Thrown repeatedly into the vortex of this vicious cycle, the people of GB have been at the receiving end of over 70 years of subjugation and uncertainty. Articulation of their legitimate grievances and demands has been reciprocated by the wrath of the Pakistani military establishment. Political activists are routinely detained on flimsy grounds, and disappearances are common. The media has been browbeaten into submission, and contrarian voices are denied vent. The Human Rights Commission of Pakistan has repeatedly highlighted the plight of GB residents and enjoined the Pakistani government to ensure their rights. 

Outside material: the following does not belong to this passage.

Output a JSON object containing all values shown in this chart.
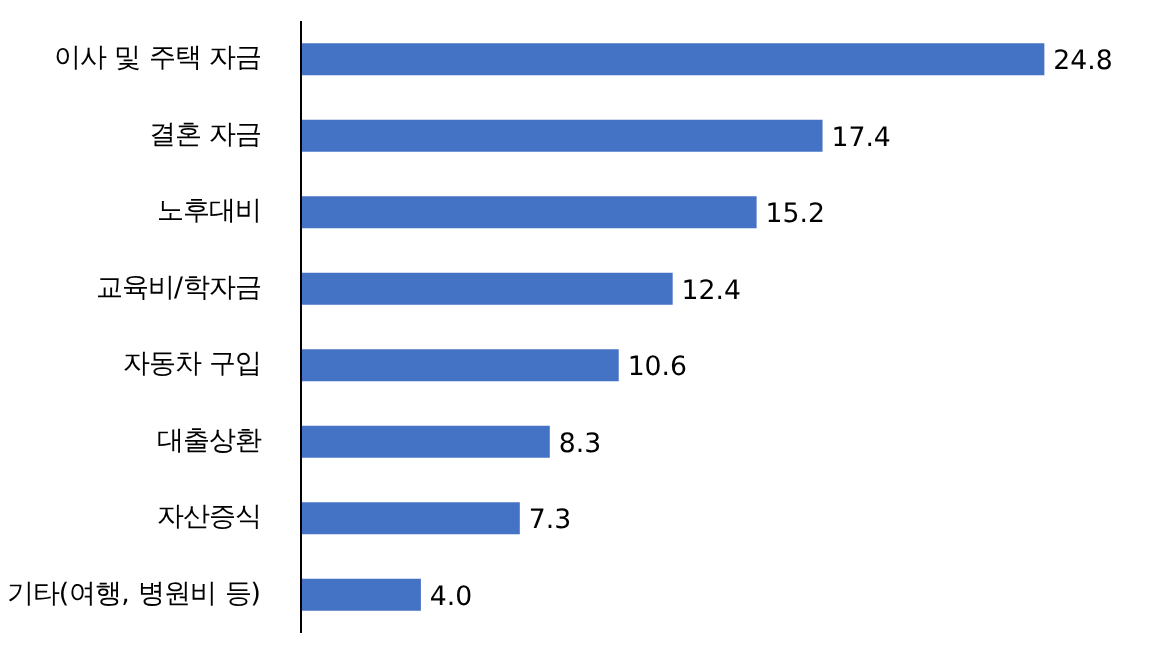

In these circumstances, the responsibility of international organizations, especially the United Nations Human Rights Council (UNHRC) that is mandated to look into such violations of human rights, cannot be overstated. In order to contribute towards the people of GB being given their rights, the UNHRC would require to move beyond the toothlessness it exposed in its first ever report on Jammu & Kashmir last year in which it skimmed over GB while hiding behind the pretext of the Pakistani government curtailing access to the region. 

After all, Antía Mato Bouzas, the author of the study titled ‘Territorialisation, Ambivalence, and Representational Spaces in Gilgit-Baltistan’ for Leibniz-Zentrum Moderner Orient, Berlin, did succeed in gaining sufficient access to first-hand information in GB that enabled him to conclude that “In practice, however, the authoritarian side of the (Pakistani) state, vested in the military, has intervened significantly in border territories, mostly in Baltistan, and promoted an economy of dependence under the pretext of security. Moreover, in recent years, the construction and planning of major infrastructure projects in Gilgit-Baltistan have further highlighted the larger geo-strategic importance of the area. These interventions are focused on the creation and growth of connections with Pakistan and China. They promote new representations of space that are detached from the Kashmir conflict...”.